The final pathology report indictated the specimen was Skin and Subcutaneous fibrous tissue with focal ulceration, acute inflammation, and apparent abscess formation. I posted pertinent excerpts from the operative report below. What do you all think? Thank you for your help.

PREOPERATIVE DIAGNOSIS: PAINFUL INCLUSION CYST, POSTERIOR RIGHT ANKLE.

POSTOPERATIVE DIAGNOSIS: SAME AS ABOVE.

PROCEDURES: EXCISION AND REMOVAL OF INCLUSION CYST, POSTERIOR RIGHT ANKLE.

ANESTHESIA: IV SEDATION WITH LOCAL BLOCK CONSISTING OF 1:1 MIXTURE OF 1% LIDOCAINE PLAIN AND 0.25% MARCAINE PLAIN, 20 ML.

PATHOLOGY: SOFT TISSUE MASS/INCLUSION CYST MEASURING APPROXIMATELY 0.8 X 1.0 AND ALSO WOUND CULTURE TAKEN OF DRAINAGE.

HEMOSTASIS: PNEUMATIC ANKLE TOURNIQUET AT 250 MMHG, RIGHT ANKLE.

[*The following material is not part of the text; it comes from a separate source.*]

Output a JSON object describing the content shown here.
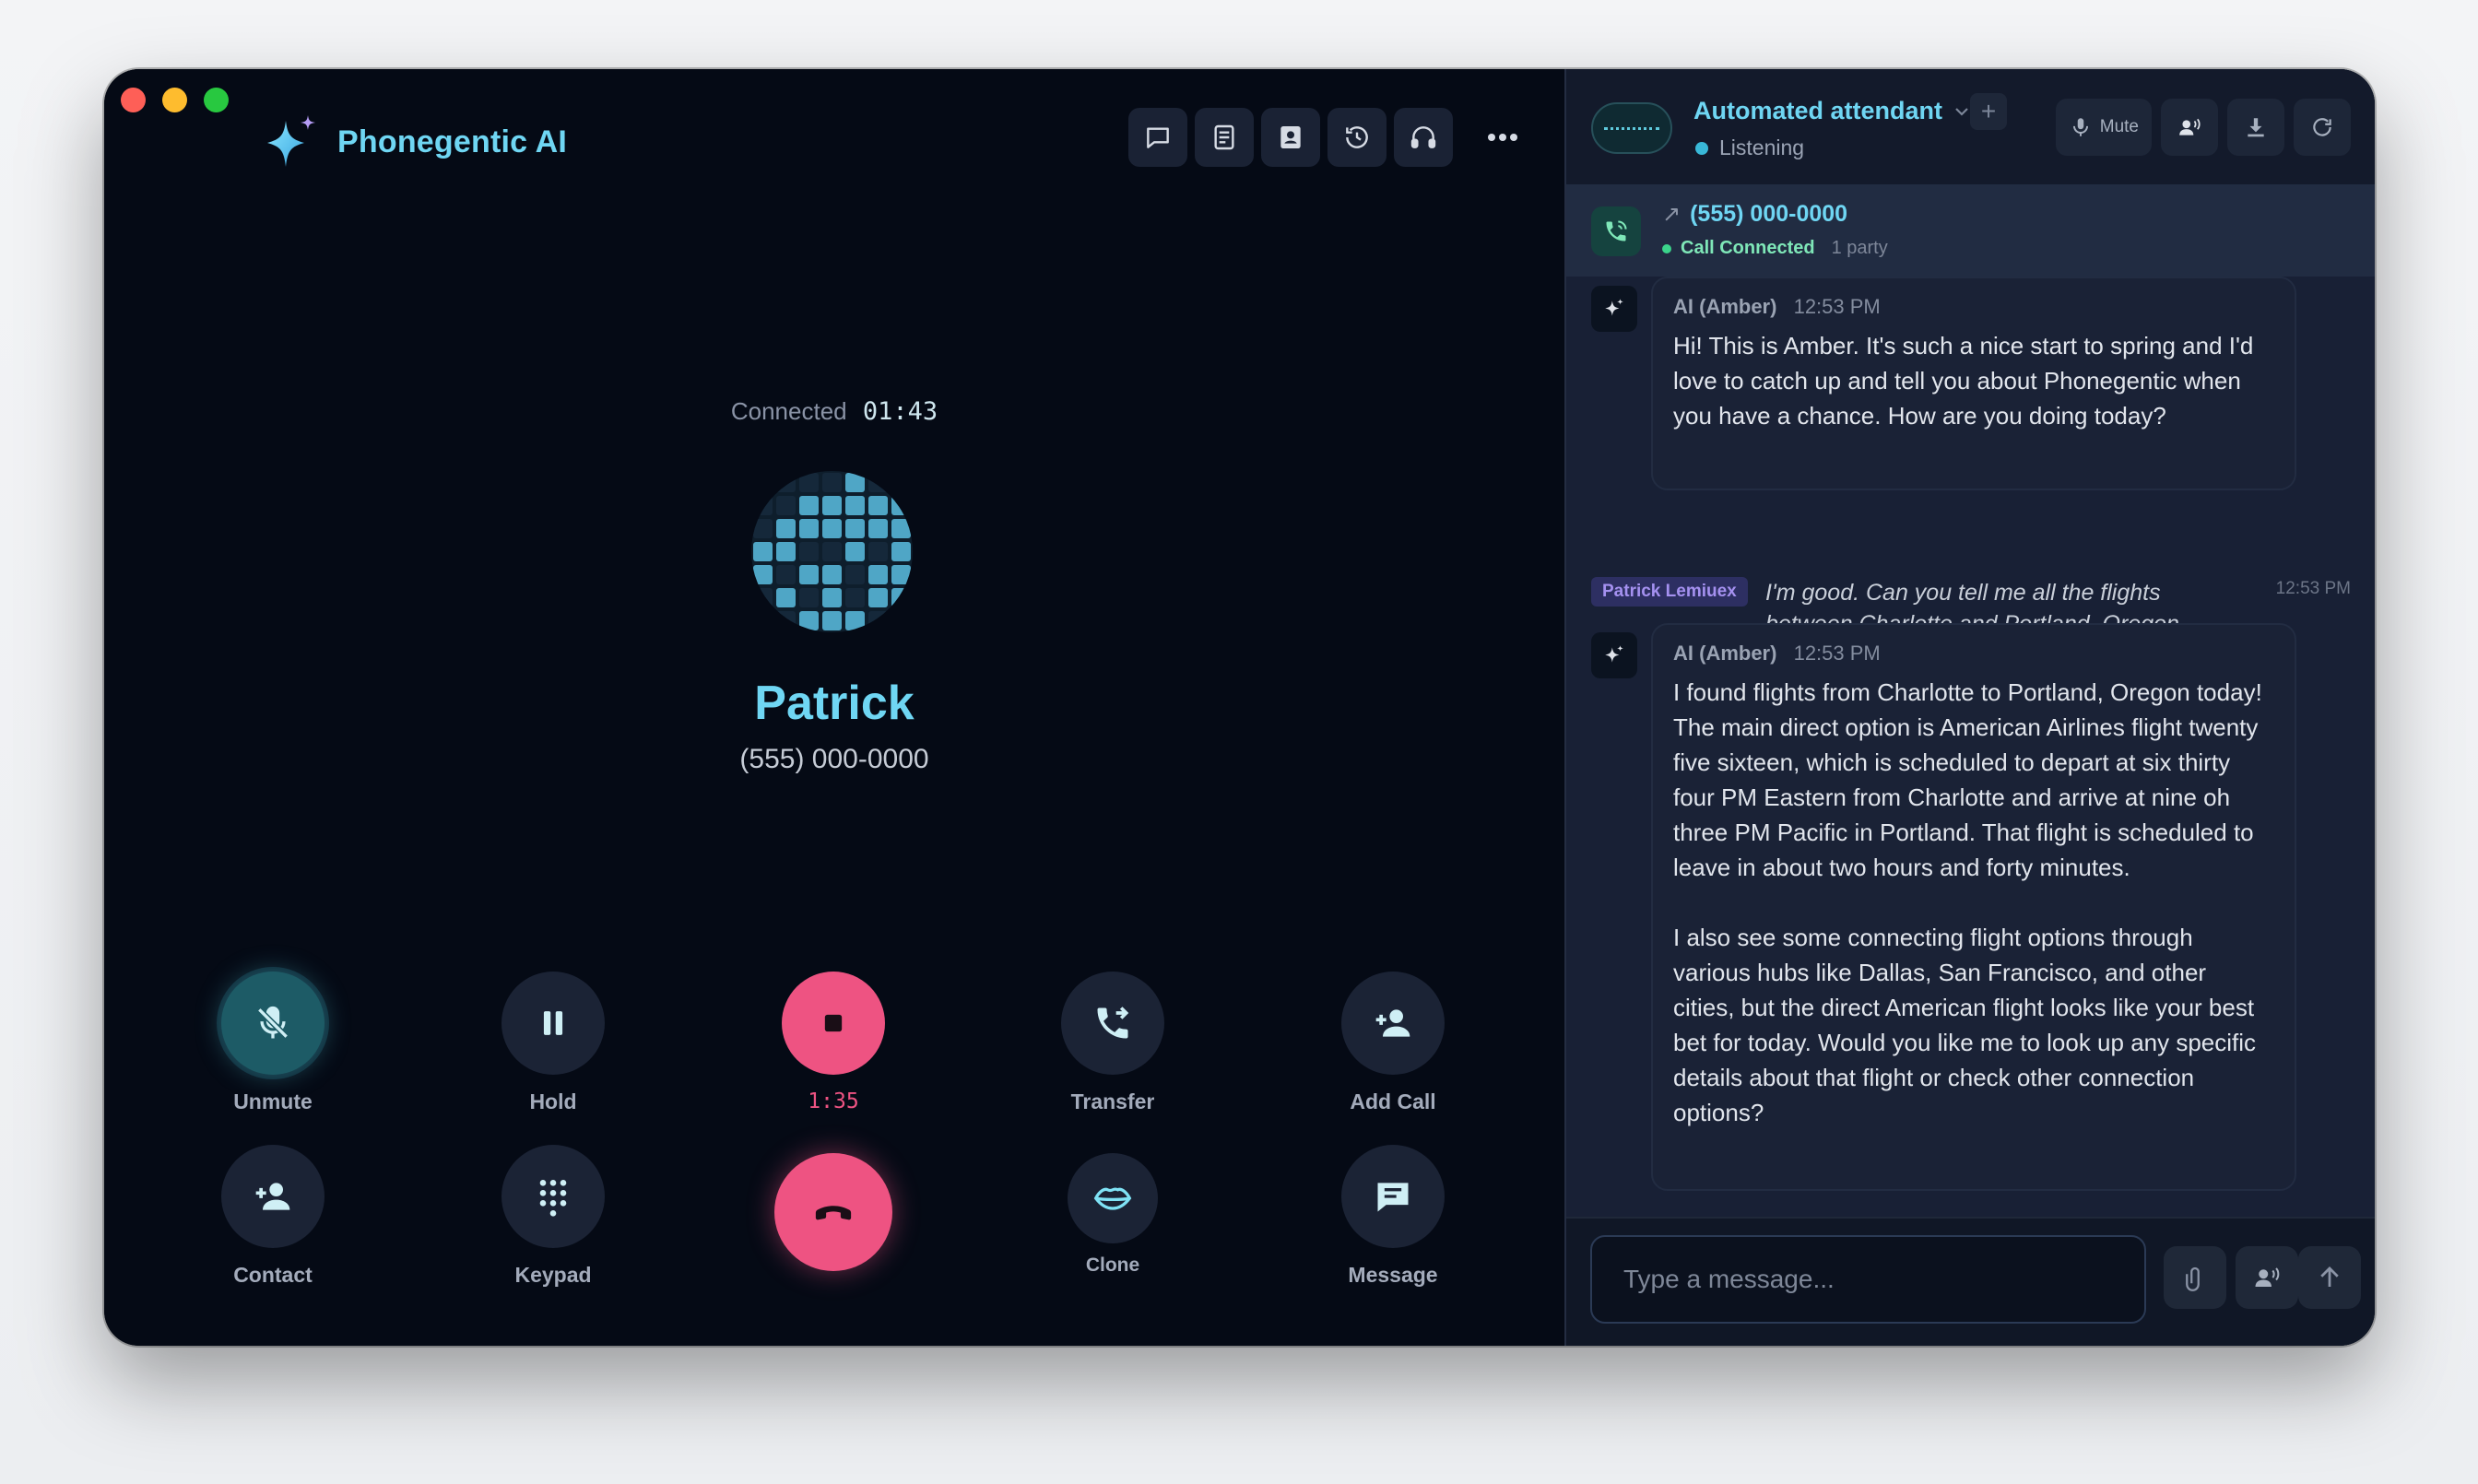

MATERIALS: 4-0 VICRYL, 4-0 NYLON.

COMPLICATIONS: NONE.

INDICATIONS FOR PROCEDURE: This is a 54-year-old patient who is well known to me who underwent surgery for excision of retrocalcaneal spur and repair of significantly torn Achilles tendon approximately four to five months ago. The patient did very well following the surgery. However, he developed a small inclusion cyst at the very proximal portion of the incision. I have been treating the area conservatively and has done very well but it continues to persist.

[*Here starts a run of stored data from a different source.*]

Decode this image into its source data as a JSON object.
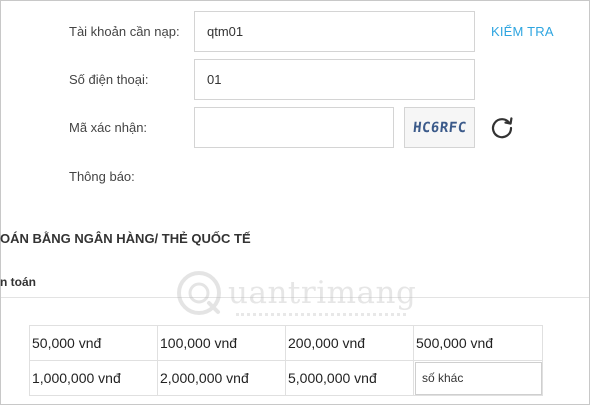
{
  "form": {
    "account_label": "Tài khoản cần nạp:",
    "account_value": "qtm01",
    "check_link": "KIỂM TRA",
    "phone_label": "Số điện thoại:",
    "phone_value": "01",
    "captcha_label": "Mã xác nhận:",
    "captcha_value": "",
    "captcha_code": "HC6RFC",
    "notice_label": "Thông báo:"
  },
  "section": {
    "bank_title": "OÁN BẰNG NGÂN HÀNG/ THẺ QUỐC TẾ",
    "sub_title": "n toán"
  },
  "watermark": "uantrimang",
  "amounts": {
    "row1": [
      "50,000 vnđ",
      "100,000 vnđ",
      "200,000 vnđ",
      "500,000 vnđ"
    ],
    "row2": [
      "1,000,000 vnđ",
      "2,000,000 vnđ",
      "5,000,000 vnđ"
    ],
    "other_placeholder": "số khác"
  },
  "colors": {
    "link": "#2ea5e0",
    "border": "#d4d4d4"
  }
}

PROCEDURE IN DETAIL: Under mild sedation, the patient was brought to the operating room placed on the operating room table in a partially side position for access to the posterior right leg. Local anesthesia was performed following IV sedation and the right foot and ankle were then scrubbed, prepped, and draped in the usual aseptic manner. An Esmarch bandage was utilized to exsanguinate the area and the pneumatic ankle tourniquet was inflated.

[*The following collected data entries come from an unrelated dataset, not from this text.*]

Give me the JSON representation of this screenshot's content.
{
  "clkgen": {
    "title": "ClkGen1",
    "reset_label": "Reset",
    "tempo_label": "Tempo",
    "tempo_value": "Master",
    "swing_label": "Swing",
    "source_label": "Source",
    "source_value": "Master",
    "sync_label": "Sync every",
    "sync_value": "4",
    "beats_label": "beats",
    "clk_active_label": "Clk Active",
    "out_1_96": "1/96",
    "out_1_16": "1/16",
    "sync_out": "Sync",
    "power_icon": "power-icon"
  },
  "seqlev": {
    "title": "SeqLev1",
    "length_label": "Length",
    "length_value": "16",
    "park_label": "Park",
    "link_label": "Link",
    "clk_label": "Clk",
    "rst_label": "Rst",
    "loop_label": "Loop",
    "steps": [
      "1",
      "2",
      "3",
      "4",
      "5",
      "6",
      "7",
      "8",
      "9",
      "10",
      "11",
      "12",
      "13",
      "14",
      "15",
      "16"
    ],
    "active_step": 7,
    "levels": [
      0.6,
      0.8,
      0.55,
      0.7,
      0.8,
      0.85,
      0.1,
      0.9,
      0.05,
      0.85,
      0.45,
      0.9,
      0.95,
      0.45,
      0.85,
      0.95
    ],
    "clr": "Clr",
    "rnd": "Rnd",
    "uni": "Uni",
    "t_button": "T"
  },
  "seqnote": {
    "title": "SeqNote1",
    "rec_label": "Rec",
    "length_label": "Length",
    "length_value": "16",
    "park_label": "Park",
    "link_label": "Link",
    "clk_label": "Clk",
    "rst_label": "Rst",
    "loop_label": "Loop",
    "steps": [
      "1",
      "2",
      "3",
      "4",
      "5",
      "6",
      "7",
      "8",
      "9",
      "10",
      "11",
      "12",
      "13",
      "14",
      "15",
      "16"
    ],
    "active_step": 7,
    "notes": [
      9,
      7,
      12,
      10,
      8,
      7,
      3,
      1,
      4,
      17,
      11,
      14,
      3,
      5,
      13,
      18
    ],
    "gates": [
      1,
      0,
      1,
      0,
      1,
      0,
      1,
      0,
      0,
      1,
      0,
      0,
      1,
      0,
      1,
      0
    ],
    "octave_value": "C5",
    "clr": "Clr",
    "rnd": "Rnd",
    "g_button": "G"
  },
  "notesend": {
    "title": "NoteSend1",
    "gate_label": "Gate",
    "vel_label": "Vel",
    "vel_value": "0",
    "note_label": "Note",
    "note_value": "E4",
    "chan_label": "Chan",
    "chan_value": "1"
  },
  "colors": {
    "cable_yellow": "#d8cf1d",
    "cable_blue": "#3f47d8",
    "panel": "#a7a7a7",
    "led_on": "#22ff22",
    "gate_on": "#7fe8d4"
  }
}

Attention was then directed to the posterior aspect of the patient's right ankle in the area of the cyst. At this time, a semi-elliptical incision was created around the area and was deepened through the subcutaneous tissue utilizing both sharp and blunt dissection with care being taken to identify and retract any vital neurovascular structures in the area which were either retracted, Bovied, or ligated as deemed necessary. At this time, the ellipse of skin was removed and also incorporated part of the cyst with it. There was some mild drainage noted from the area which was cultured and sent to pathology. At this time, the area was evaluated and there was noted to be some subcutaneous cyst formation which was debrided both sharp and bluntly and resected and removed from the operative field. There was noted to be a small loose piece of Ethibond FiberWire suture which was most likely causing the inclusion cyst which was removed from the wound. The wound was then flushed with copious amounts of sterile normal saline. The area was debrided off abundant scar tissue formation to aid in the closure. At this time, deep tissues were approximated with one to two Vicryl stitches. At this time, the skin was reapproximated and coapted utilizing 4-0 nylon and in the horizontal mattress suture technique. The incision site was then dressed utilizing Betadine-soaked Adaptic, covered with sterile compressive dressing using 4x4 and Kling. The pneumatic ankle tourniquet was released and prompt hyperemic response was noted to all digits of the right foot. An Ace wrap was then applied distal to proximal on the patient's right foot and ankle. The patient tolerated the procedure and anesthesia well without any complications
 
Inclusion cyst excision

First off, I would throw out any code that mentions tendon sheath as I don't see mention of a tendon sheath in the operative note. Also, I try to avoid the 101XX codes as I feel these are usually, frankly, poor-paying, and prefer to use a more region-specific code if possible; such as, 27618 with the f.b. being incidental. Note doctor's dictated "PROCEDURES" and "PATHOLOGY" which note that it was a mass.